For Payment. We may use and disclose medical information about you related to obtaining payment for the provision of health care. For example, we may need to give your health plan or other third party payer information about surgery you received at the hospital so that health plan or payer will pay us or reimburse you for the surgery. We may also tell your health plan about a treatment you are going to receive to obtain prior approval or to determine whether your plan will cover the treatment. We may also disclose information to another health care provider or entity eligible to receive such information for its own payment activities. For instance, if you are brought to a hospital by an ambulance, we may share information with the ambulance company to allow it to bill you or your insurer. We may also disclose certain limited information to consumer reporting agencies relating to collection of reimbursement.

For Health Care Operations. We may use and disclose medical information about you for our organizational operations. As an organization committed to providing high quality and efficient care, we use information to conduct quality assessment and improvement activities, to review the competence or qualifications of health care professionals and to conduct training and education programs so health care providers improve their skills and all personnel comply with applicable professional, licensure, safety, and accreditation standards. We may also use and disclose information to conduct or arrange for legal services or for auditing and monitoring, including fraud and abuse detection and compliance programs. Business planning and development, management and general administrative activities, customer service activities, grievance and complaint resolution are all routine operational activities that may require use and disclosure of certain protected information. We may also use and disclose medical information as part of any reorganization of operations, including one that results in a new or reorganized entity that is subject to privacy protections. Often we track information over time on patient care issues or combine medical information about many patients in order to engage in these operational activities.

Our Electronic Medical Record System. North Big Horn Hospital District's vision is to be the most progressive, educated and compassionate providers, holding ourselves accountable to our patients, residents and communities. Shared electronic medical records are one way we have worked toward that goal. The electronic medical record helps primary care physicians, specialists and hospitals know a patient's entire health history, drugs that have been prescribed, and test results. To improve the overall quality, safety and cost of care, we may share the same electronic medical record with hospitals, clinics and physicians. If you want more details about how we share electronic medical records, please visit our website at www.nbhh.com or contact NBHH District Privacy Officer.

Research. We may use or share your information for health research.

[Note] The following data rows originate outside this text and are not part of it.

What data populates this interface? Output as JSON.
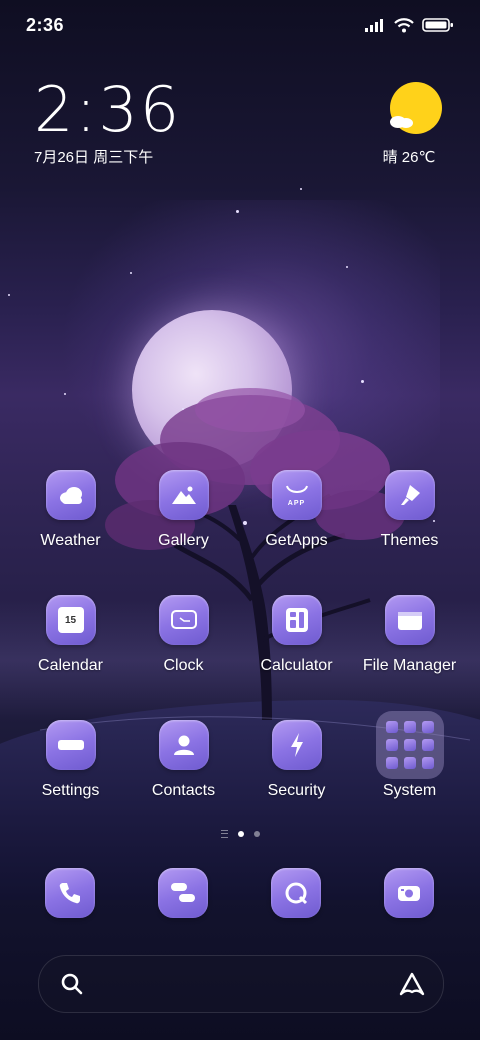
{
  "status_bar": {
    "time": "2:36"
  },
  "clock_widget": {
    "time": "2:36",
    "date": "7月26日 周三下午"
  },
  "weather_widget": {
    "text": "晴 26℃"
  },
  "apps": [
    {
      "label": "Weather",
      "icon": "cloud-icon"
    },
    {
      "label": "Gallery",
      "icon": "mountain-icon"
    },
    {
      "label": "GetApps",
      "icon": "shopping-bag-icon",
      "icon_text": "APP"
    },
    {
      "label": "Themes",
      "icon": "brush-icon"
    },
    {
      "label": "Calendar",
      "icon": "calendar-icon",
      "icon_text": "15"
    },
    {
      "label": "Clock",
      "icon": "clock-icon"
    },
    {
      "label": "Calculator",
      "icon": "calculator-icon"
    },
    {
      "label": "File Manager",
      "icon": "folder-icon"
    },
    {
      "label": "Settings",
      "icon": "settings-icon"
    },
    {
      "label": "Contacts",
      "icon": "person-icon"
    },
    {
      "label": "Security",
      "icon": "lightning-icon"
    },
    {
      "label": "System",
      "icon": "app-folder-icon"
    }
  ],
  "page_indicator": {
    "pages": 2,
    "current": 1
  },
  "dock": [
    {
      "name": "phone",
      "icon": "phone-icon"
    },
    {
      "name": "messages",
      "icon": "message-icon"
    },
    {
      "name": "browser",
      "icon": "browser-icon"
    },
    {
      "name": "camera",
      "icon": "camera-icon"
    }
  ],
  "colors": {
    "icon_accent": "#8b73e4",
    "sun": "#ffd21a"
  }
}
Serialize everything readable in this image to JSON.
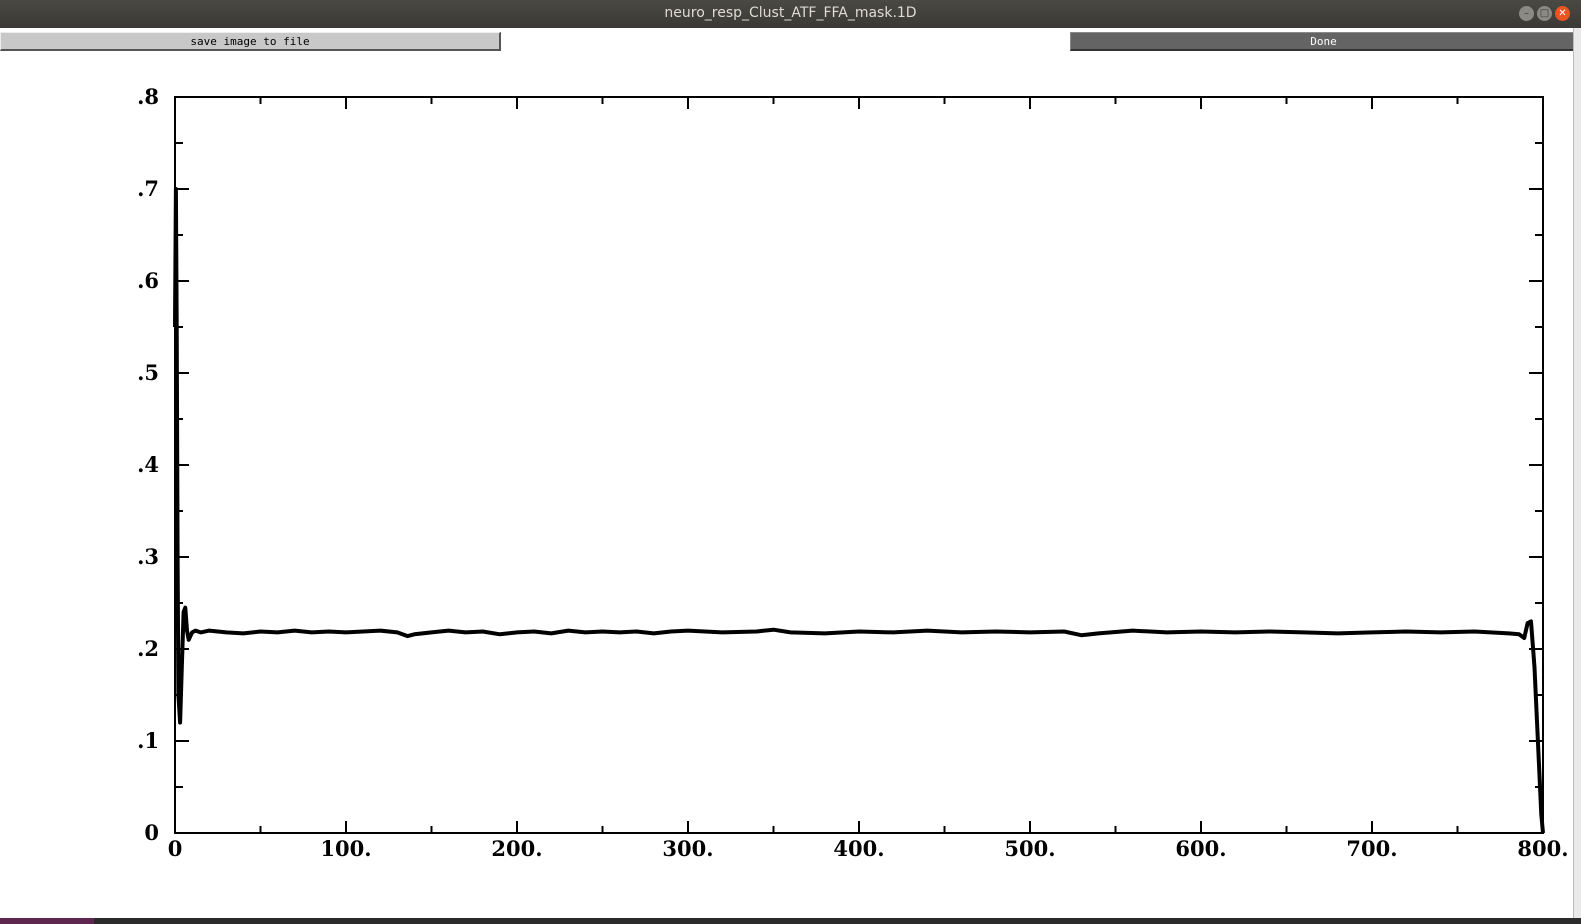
{
  "window": {
    "title": "neuro_resp_Clust_ATF_FFA_mask.1D",
    "controls": {
      "minimize": "–",
      "maximize": "□",
      "close": "✕"
    }
  },
  "toolbar": {
    "save_label": "save image to file",
    "done_label": "Done"
  },
  "colors": {
    "save_button_bg": "#c8c8c8",
    "done_button_bg": "#646464",
    "close_button": "#e95420",
    "titlebar": "#3a3935"
  },
  "chart_data": {
    "type": "line",
    "title": "",
    "xlabel": "",
    "ylabel": "",
    "xlim": [
      0,
      800
    ],
    "ylim": [
      0,
      0.8
    ],
    "x_ticks": [
      "0",
      "100.",
      "200.",
      "300.",
      "400.",
      "500.",
      "600.",
      "700.",
      "800."
    ],
    "y_ticks": [
      "0",
      ".1",
      ".2",
      ".3",
      ".4",
      ".5",
      ".6",
      ".7",
      ".8"
    ],
    "grid": false,
    "series": [
      {
        "x": [
          0,
          0.5,
          1,
          1.5,
          2,
          3,
          4,
          5,
          6,
          7,
          8,
          10,
          12,
          15,
          20,
          30,
          40,
          50,
          60,
          70,
          80,
          90,
          100,
          110,
          120,
          130,
          136,
          140,
          150,
          160,
          170,
          180,
          190,
          200,
          210,
          220,
          230,
          240,
          250,
          260,
          270,
          280,
          290,
          300,
          320,
          340,
          350,
          360,
          380,
          400,
          420,
          440,
          460,
          480,
          500,
          520,
          530,
          540,
          560,
          580,
          600,
          620,
          640,
          660,
          680,
          700,
          720,
          740,
          760,
          780,
          786,
          789,
          791,
          793,
          795,
          797,
          799,
          800
        ],
        "y": [
          0.55,
          0.7,
          0.55,
          0.3,
          0.15,
          0.12,
          0.18,
          0.24,
          0.245,
          0.22,
          0.21,
          0.218,
          0.22,
          0.218,
          0.22,
          0.218,
          0.217,
          0.219,
          0.218,
          0.22,
          0.218,
          0.219,
          0.218,
          0.219,
          0.22,
          0.218,
          0.214,
          0.216,
          0.218,
          0.22,
          0.218,
          0.219,
          0.216,
          0.218,
          0.219,
          0.217,
          0.22,
          0.218,
          0.219,
          0.218,
          0.219,
          0.217,
          0.219,
          0.22,
          0.218,
          0.219,
          0.221,
          0.218,
          0.217,
          0.219,
          0.218,
          0.22,
          0.218,
          0.219,
          0.218,
          0.219,
          0.215,
          0.217,
          0.22,
          0.218,
          0.219,
          0.218,
          0.219,
          0.218,
          0.217,
          0.218,
          0.219,
          0.218,
          0.219,
          0.217,
          0.216,
          0.212,
          0.228,
          0.23,
          0.18,
          0.1,
          0.02,
          0.0
        ]
      }
    ]
  }
}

Appointment Reminders. We may use and disclose medical information to contact you as a reminder that you have an appointment for treatment or medical care at North Big Horn Hospital District.

Treatment Alternatives. We may use and disclose medical information to contact you about possible treatment options or alternatives.

Health-Related Benefits and Services. We may use and disclose medical information to contact you about health-related products or services we provide, including through newsletters and communications about health care provider networks, plans, and benefits.

Fundraising Activities. We may use certain information about you, or disclose information to North Big Horn Hospital District Foundation or a business associate, in an effort to raise funds for North Big Horn Hospital District. We may release information, such as your name, address, phone number, age, gender, insurance status, dates of services, department of service, treating physician, and outcome of treatment information. Information regarding illnesses and treatments will not be released. If you do not want North Big Horn Hospital District or North Big Horn Hospital District Foundation to contact you for fundraising efforts, you may "opt out" of future fundraising efforts.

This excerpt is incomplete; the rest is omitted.